I now use the techniques and methods I used then, and continue to use in a consultancy capacity with the same university and in my own business. I hear from colleagues at the university that there is still concern over quality in work-based programmes. I had stopped arguing about quality with colleagues. Concern with quality is of course appropriate. What I was dscerning was an inability or unwillingness to shift mental models. In designing a wok-based Master's programme, we started with the university-wide definition of the characteristics of Master's level learning - dealing with uncertainty, complexity and demonstrating higher-level cognitive skills like judging, assessing, critically reflecting, choosing, dealing with ambiguity, tensions, paradoxes, trade-off etc. 

Eveything we did  -drafting learning outcomes, shaping asessment criteria, specifying modes of assessment, was rigorous. Probably a bit of a pain to the students. Our early attempts to demonstrate academic rigour may have disadvantaged some students. Then we realised that no matter how we demonstrated our commitment to quality, we were always going to be accused on being not quite academic, just by the very fact that we were doing something different.

How do we begin the dialogue? How do we begin to communicate to people who have worked in a particular way that there is a place for teaching and there are different ways of learning that increasingly have their place in complex, rapidly changing work environments? From what I hear, that particular conversation still needs to take place in this university.

Tia and Therese

Thank you both for a tremendously useful set of resources. I am particularly taken with the Futurelab paper. I could have selected many excerpts for comment but the following allows me to make my point:

"If learning to learn, if collaboration, and if the personalisation of educational experiences are at the core of current educational agendas, we need to find ways of enabling young people to come into contact with, collaborate with and learn from each other and other people."

I realise the paper is focused on the education of young people. Nevertheless, its observations apply equally to organisational learning. In my work with executives, I and my colleagues have been attempting to foster 'learning to learn' skills in a personalised work-based context, experience of which is shared in collaborative conversation and sense-making - most of which takes place face-to-face.

To paraphrase the excerpt from the Futurelab paper, "We need to find ways of enabling everyone in workplaces to come into contact with and learn from each other and other people"

I have been thinking for some time about the feasibility of creating an online 'learning place', and it is only now that I am beginning to explore the concept for real. Futurelab are compiling social learning tools at:

http://www.futurelab.org.uk/projects/why_dont_you

Their categorisation of the headings of talk, personalise, network, explore, and capture is invaluable in helping me get my head around the sort of fuctionality I need to explore. And I would add 'stuff' (source, tag, share ...).

Thanks again.

Anne Marie

Hello everyone

My name is Anne Marie McEwan. I am currently growing my business, The Smart Work Company, in the UK.  The company provides research on global workplace trends, strategic brainstorming workshops, and design and facilitation of action learning programmes for senior executives.

It seems to me that work-based, situated learning and social media are made for each other.
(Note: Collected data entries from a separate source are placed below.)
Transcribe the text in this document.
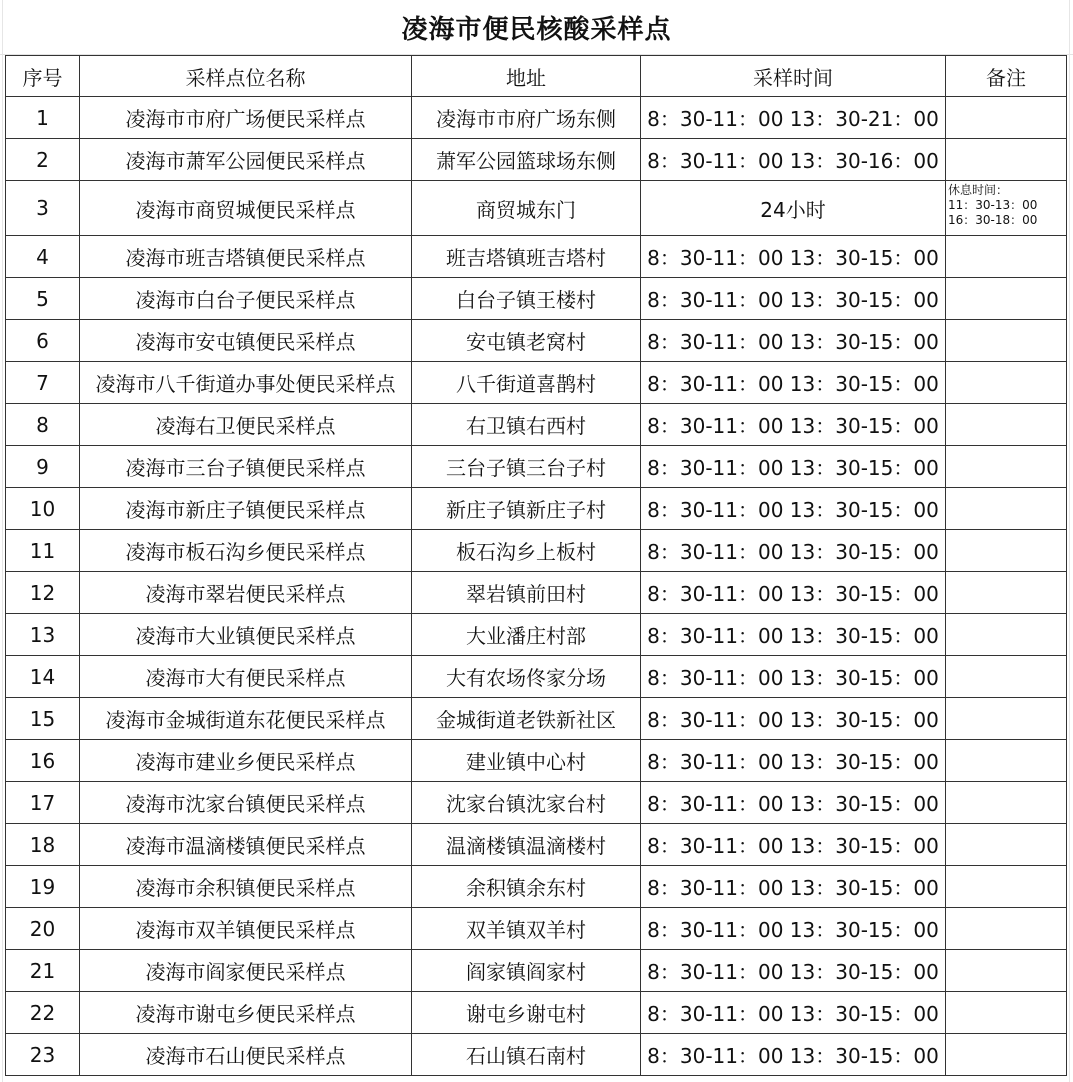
凌海市便民核酸采样点
序号	采样点位名称	地址	采样时间	备注
1	凌海市市府广场便民采样点	凌海市市府广场东侧	8：30-11：00 13：30-21：00	
2	凌海市萧军公园便民采样点	萧军公园篮球场东侧	8：30-11：00 13：30-16：00	
3	凌海市商贸城便民采样点	商贸城东门	24小时	休息时间：
11：30-13：00
16：30-18：00

4	凌海市班吉塔镇便民采样点	班吉塔镇班吉塔村	8：30-11：00 13：30-15：00	
5	凌海市白台子便民采样点	白台子镇王楼村	8：30-11：00 13：30-15：00	
6	凌海市安屯镇便民采样点	安屯镇老窝村	8：30-11：00 13：30-15：00	
7	凌海市八千街道办事处便民采样点	八千街道喜鹊村	8：30-11：00 13：30-15：00	
8	凌海右卫便民采样点	右卫镇右西村	8：30-11：00 13：30-15：00	
9	凌海市三台子镇便民采样点	三台子镇三台子村	8：30-11：00 13：30-15：00	
10	凌海市新庄子镇便民采样点	新庄子镇新庄子村	8：30-11：00 13：30-15：00	
11	凌海市板石沟乡便民采样点	板石沟乡上板村	8：30-11：00 13：30-15：00	
12	凌海市翠岩便民采样点	翠岩镇前田村	8：30-11：00 13：30-15：00	
13	凌海市大业镇便民采样点	大业潘庄村部	8：30-11：00 13：30-15：00	
14	凌海市大有便民采样点	大有农场佟家分场	8：30-11：00 13：30-15：00	
15	凌海市金城街道东花便民采样点	金城街道老铁新社区	8：30-11：00 13：30-15：00	
16	凌海市建业乡便民采样点	建业镇中心村	8：30-11：00 13：30-15：00	
17	凌海市沈家台镇便民采样点	沈家台镇沈家台村	8：30-11：00 13：30-15：00	
18	凌海市温滴楼镇便民采样点	温滴楼镇温滴楼村	8：30-11：00 13：30-15：00	
19	凌海市余积镇便民采样点	余积镇余东村	8：30-11：00 13：30-15：00	
20	凌海市双羊镇便民采样点	双羊镇双羊村	8：30-11：00 13：30-15：00	
21	凌海市阎家便民采样点	阎家镇阎家村	8：30-11：00 13：30-15：00	
22	凌海市谢屯乡便民采样点	谢屯乡谢屯村	8：30-11：00 13：30-15：00	
23	凌海市石山便民采样点	石山镇石南村	8：30-11：00 13：30-15：00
The practical issues I have so far experienced are around diversity - cultural differences, differences in communication preferences (formal and informal), differences in degrees of comfort with social media technologies, etc ...
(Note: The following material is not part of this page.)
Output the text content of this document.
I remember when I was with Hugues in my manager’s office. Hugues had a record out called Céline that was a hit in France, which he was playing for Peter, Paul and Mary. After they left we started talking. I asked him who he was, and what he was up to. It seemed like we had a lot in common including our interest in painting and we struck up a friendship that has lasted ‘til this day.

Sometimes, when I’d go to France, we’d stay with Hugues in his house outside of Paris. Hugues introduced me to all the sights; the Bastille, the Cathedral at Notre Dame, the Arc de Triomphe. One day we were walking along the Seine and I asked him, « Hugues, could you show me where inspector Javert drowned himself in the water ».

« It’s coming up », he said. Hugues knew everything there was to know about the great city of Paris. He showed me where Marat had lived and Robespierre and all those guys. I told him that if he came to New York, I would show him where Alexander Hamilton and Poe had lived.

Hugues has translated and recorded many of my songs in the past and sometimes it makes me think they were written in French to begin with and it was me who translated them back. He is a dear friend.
I am hoping to learn from others and to share more of my own experience. How do you approach diversity? Although you can't please all the people all the time, can different portfolios of technologies be assembled for particular learning groups / teams (having performed some initial profiling)?

Looking forward to learning together.

Anne Marie

I am Anne Marie McEwan. I have worked in work-based learning, on and off, for the past seven years. This has been mainly designing and facilitating strategic learning programmes for senior executives, although I did spend some time researching student and staff support in work-based learning.

I was working intensively last year on a joint collaboration between a UK university and Russian academy, designing and facilitating programmes for very senior executives. Having helped set up the programme, I now supervise a number of these executives, including one who works for a large telecommunications company, another introducing private sector governance into a municipal context, and yet another with responsibility for the strategic expansion of an engineering design company.

Supervision has been mainly face-to-face and individual. I want to extend this to include online group tutorials.

I am really looking forward to sharing and learning through this active learning forum.